With the AI market predicted to grow to over $47 billion by 2020, machines with their mind are increasingly becoming an accepted aspect of the world. Gartner Hype Cycle, states that machine learning, a subset of artificial intelligence, is presently at its maximum inflated expectation even though it is two-five years away from its mainstream adoption.
The use of AI is more apparent in the adverting industry than any other. In fact, it is in this industry that machine learning has already transformed media trading, allowing programmatic algorithms to make real-time decisions by using massive data volumes.
Nevertheless, this is a broad discipline with numerous details. Even so, the advertising industry is already shifting from rule-based machine learning to algorithms that are more fluid by drawing inspiration from the psychology of human behaviour.
A given subset of machine learning dubbed deep learning (DL) utilizes neural networks to imitate human decision-making. In fact, the advertising industry is already using a particular segment of DL called reinforcement learning (RL) in an attempt to learn similarly like humans based on penalties and rewards. Herein are some three ways machine learning can boost advertising:
1. Precision Audience Targeting at Scale
Audience targeting allows advertisers to reach out to their preferred consumers with relevant messaging. However, integrating this technology with AI-based machine learning can boost advertisers’ targeting capabilities exponentially. Instead of depending on broad audience segments, advertisers can now utilize machine learning methods to shift towards singe instance profiling.

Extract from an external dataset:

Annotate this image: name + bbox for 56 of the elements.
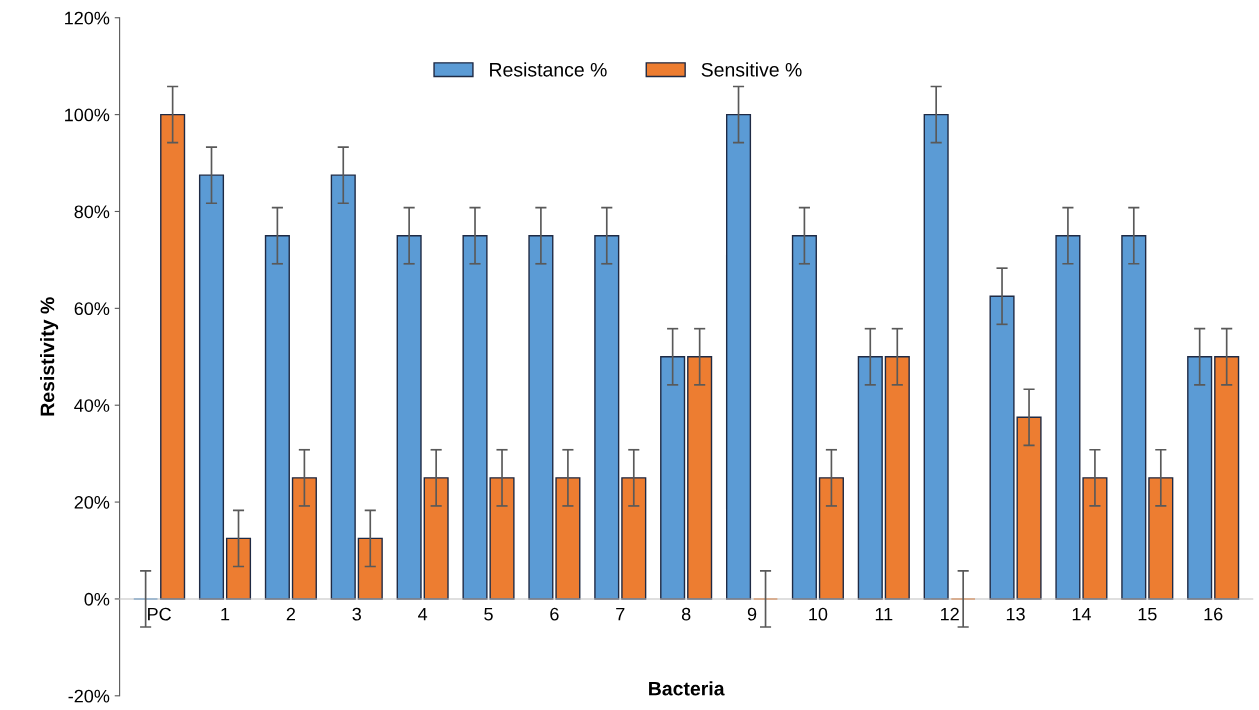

In fact, they can now target individual users based on several data points such as personal preferences and behavioural information in a bid to perfect a single opportunity and provide one-to-one programmatic interactions.
Aside from just reaching the ideal customer, advertisers are required to pass the right message. In the current customer-centric world, hyper-personalization is a crucial expectation. Advertisers are utilizing machine-learning methods like dynamic creative optimization (DCO) in a bid to customize ads for an individual.
DCO algorithms enable different variations of creative aspects to integrate in real-time in a bid to generate the version of an advert that is likely to push the needed action with a single consumer. Adverts can be personalized based on various data points like demographics, location, weather and previous interactions.
3.Superior Efficiency and Speed
Thanks to programmatic and real-time bidding (RTB), much of the manual work previously involved in advertising trading has been removed. This situation allows the entire process to occur in real-time as well as increase efficiency and speed dramatically. Reinforcement learning, for example, influences truly controlled decisions on RTB marketplace, attaining tailored targeting, optimal bids, and significant scale. Additionally, the technology links large volumes of varied data.
Although Ml AND Ai can improve advertising regarding speed and efficiency, they should not be left to operate alone without some aspect of human intervention. Ad experts are still needed to comprehend the nuances of human behaviour, determine KPIs for machine learning algorithms and design captivating creative in an attempt to reach the ideal intrusion and personalization balance.